An Army reservist charged in the Abu Ghraib prison scandal has been sentenced to eight years in prison, a reduction in rank, a dishonorable discharge from the Army and the forfeiture of his pay.
Some Iraqis have opined that the death penalty was the only appropriate sentence for the abuses that Staff Sgt. Ivan "Chip" Frederick, 39, inflicted upon inmates at the prison on the western outskirts of Baghdad. Frederick, the highest ranking soldier charged in the prison scandal, admitted that he placed wires in a detainee's hands and told him he would be electrocuted if he fell off a box. Frederick also admitted that he forced prisoners to masturbate.
While people outside the military justice system can debate the respective merits of Frederick's punishment, his was the longest prison sentence yet in connection with the scandal. Because the United States and its military operate under the rule of law, it is likely inconceivable to people who live under dictatorships that punishments could be made to fit the crime. In this case, the military court got it right.
There are ongoing questions about the top-down nature of the prison abuses. Many lower-ranking service members have said they were ordered to follow the instructions of military intelligence officers.
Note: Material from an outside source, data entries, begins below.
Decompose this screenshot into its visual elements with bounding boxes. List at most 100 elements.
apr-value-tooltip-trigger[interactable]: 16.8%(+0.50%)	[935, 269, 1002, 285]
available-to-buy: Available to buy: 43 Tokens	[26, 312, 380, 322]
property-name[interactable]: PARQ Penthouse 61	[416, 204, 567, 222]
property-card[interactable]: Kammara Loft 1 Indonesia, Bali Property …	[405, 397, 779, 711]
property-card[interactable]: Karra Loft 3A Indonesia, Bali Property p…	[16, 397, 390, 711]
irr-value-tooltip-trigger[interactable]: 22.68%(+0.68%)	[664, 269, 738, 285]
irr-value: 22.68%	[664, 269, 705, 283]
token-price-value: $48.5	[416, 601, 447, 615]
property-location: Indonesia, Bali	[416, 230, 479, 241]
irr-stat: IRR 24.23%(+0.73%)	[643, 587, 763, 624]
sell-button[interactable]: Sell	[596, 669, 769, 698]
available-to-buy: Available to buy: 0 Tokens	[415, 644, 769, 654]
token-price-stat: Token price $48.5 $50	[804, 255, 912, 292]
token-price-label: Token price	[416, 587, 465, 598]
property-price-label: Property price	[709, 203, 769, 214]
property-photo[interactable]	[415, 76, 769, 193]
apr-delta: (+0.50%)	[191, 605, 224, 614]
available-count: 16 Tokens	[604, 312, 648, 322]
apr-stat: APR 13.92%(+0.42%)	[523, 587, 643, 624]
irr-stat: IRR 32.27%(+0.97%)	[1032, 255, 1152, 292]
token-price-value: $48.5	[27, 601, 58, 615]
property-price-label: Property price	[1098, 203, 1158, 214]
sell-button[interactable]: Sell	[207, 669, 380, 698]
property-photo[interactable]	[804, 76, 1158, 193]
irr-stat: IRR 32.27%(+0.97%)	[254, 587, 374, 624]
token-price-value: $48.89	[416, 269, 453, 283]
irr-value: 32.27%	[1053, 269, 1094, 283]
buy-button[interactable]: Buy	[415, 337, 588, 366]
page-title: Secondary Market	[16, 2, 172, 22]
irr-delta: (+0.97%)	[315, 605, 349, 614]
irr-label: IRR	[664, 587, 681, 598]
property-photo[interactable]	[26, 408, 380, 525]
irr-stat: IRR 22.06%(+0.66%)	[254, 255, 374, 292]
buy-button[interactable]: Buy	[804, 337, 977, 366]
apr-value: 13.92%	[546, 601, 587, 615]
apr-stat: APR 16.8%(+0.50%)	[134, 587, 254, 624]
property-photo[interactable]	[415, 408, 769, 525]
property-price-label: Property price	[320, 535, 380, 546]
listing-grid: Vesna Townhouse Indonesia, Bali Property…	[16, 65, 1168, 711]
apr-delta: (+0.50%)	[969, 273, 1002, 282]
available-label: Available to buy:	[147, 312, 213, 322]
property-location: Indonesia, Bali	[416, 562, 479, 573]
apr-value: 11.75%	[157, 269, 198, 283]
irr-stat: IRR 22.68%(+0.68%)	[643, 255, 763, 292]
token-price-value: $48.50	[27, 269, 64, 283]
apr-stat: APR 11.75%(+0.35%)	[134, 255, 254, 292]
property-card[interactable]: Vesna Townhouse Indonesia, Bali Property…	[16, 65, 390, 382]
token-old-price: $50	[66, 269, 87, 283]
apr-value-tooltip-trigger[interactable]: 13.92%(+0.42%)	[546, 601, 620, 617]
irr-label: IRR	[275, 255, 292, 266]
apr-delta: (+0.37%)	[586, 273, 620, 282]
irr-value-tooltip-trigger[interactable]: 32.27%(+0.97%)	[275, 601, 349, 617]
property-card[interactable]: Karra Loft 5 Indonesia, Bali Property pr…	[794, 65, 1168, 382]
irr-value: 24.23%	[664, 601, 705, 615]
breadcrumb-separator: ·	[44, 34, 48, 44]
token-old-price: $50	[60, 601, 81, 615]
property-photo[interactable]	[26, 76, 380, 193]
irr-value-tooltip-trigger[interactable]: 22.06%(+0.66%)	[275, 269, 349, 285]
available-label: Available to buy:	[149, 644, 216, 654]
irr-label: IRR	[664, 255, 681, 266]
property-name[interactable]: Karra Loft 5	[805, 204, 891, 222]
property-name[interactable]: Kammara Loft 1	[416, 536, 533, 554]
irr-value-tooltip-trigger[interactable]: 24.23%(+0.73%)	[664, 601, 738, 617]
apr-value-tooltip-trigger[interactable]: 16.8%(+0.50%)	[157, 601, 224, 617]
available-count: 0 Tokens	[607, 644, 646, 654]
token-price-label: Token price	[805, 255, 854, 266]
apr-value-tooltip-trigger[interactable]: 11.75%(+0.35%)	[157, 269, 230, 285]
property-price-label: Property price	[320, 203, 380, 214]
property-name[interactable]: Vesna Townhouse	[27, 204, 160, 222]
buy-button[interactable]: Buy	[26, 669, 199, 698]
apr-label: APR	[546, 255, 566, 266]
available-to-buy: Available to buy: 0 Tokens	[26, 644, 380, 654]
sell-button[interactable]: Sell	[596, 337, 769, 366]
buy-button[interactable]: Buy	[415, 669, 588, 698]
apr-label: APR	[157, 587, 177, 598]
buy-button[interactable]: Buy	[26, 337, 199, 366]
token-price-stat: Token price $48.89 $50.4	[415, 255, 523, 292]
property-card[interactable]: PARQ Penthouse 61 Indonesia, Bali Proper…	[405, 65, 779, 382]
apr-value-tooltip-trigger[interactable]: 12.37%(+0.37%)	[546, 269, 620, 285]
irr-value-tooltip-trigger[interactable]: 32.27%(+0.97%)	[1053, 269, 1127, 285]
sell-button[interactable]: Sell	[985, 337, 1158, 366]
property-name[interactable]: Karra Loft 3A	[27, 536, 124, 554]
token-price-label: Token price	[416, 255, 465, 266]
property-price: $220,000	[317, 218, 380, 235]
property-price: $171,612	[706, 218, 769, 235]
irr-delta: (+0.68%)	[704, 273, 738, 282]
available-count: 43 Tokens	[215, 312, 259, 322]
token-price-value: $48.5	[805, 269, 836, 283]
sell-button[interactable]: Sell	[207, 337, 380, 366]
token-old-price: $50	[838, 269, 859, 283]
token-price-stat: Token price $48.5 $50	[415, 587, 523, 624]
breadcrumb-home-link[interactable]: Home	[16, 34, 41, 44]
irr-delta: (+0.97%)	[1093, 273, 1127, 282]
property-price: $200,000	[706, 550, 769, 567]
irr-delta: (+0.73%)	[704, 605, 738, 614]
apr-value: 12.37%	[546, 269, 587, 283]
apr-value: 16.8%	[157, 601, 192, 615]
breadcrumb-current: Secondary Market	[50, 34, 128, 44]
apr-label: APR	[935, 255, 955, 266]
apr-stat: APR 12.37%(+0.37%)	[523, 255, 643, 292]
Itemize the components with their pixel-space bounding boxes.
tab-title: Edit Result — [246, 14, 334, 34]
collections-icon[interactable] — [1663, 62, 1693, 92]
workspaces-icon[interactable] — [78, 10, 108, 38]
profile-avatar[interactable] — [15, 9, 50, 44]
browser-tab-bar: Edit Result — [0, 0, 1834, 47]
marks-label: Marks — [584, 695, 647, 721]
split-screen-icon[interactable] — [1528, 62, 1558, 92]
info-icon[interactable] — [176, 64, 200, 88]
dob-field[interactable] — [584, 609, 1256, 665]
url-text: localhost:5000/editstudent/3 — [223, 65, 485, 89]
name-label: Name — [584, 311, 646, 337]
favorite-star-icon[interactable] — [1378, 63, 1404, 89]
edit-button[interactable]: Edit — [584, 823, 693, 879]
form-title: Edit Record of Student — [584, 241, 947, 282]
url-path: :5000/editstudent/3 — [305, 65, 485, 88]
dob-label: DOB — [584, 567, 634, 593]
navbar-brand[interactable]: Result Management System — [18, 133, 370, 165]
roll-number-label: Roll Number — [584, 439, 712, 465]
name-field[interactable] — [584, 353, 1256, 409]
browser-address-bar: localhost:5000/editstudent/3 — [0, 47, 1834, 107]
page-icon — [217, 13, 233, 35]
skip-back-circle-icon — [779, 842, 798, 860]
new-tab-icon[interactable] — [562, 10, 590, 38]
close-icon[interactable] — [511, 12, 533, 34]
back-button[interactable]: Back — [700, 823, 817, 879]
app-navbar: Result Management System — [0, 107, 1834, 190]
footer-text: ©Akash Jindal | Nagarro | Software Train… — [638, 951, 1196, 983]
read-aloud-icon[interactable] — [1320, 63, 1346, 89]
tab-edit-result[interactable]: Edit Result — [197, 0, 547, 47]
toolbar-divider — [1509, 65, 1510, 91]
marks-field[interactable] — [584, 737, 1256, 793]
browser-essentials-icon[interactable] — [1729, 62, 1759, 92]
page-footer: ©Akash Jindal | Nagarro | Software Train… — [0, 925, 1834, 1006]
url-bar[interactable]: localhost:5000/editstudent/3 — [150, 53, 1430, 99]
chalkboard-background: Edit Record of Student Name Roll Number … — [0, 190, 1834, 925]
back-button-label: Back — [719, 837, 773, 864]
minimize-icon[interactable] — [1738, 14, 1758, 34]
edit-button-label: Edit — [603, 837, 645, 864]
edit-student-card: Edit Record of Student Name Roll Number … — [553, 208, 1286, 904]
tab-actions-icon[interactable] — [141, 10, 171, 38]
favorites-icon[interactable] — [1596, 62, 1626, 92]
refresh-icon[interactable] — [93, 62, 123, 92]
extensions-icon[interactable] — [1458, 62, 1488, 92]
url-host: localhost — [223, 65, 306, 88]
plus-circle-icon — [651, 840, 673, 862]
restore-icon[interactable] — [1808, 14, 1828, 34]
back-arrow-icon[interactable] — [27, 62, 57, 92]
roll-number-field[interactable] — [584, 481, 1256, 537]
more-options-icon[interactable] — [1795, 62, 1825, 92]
Frederick also testified that he was given no training or support in supervising detainees.
Frederick, a state corrections officer in civilian life, pleaded guilty to eight counts of conspiracy, dereliction of duty, maltreatment of detainees, assault and committing an indecent act. Although issues raised in his defense echo those of other service members implicated in the prison abuses, Frederick's age, experience as a veteran military police officer and his civilian occupation suggest he should have recognized how his conduct and that of others was abusive, then taken steps to stop it.
His prosecution should not absolve others who outrank the staff sergeant from Buckingham, Va. They allegedly share blame for the outrageous conduct at Abu Ghraib prison. One military intelligence soldier called as a witness in Frederick's case referred to an e-mail from the U.S. command in Baghdad that read, "The gloves are coming off, gentlemen, regarding these detainees." The command, it read, "wants the detainees broken."
While the investigation into the prison abuses is ongoing, there is considerable evidence in the public domain that points to commanders making outrageous demands of the troops in their command, as well as rogue service members who acted on their own. All should be investigated and held to account for their actions. And the world should see clearly how justice is done in a nation ruled by laws, not people.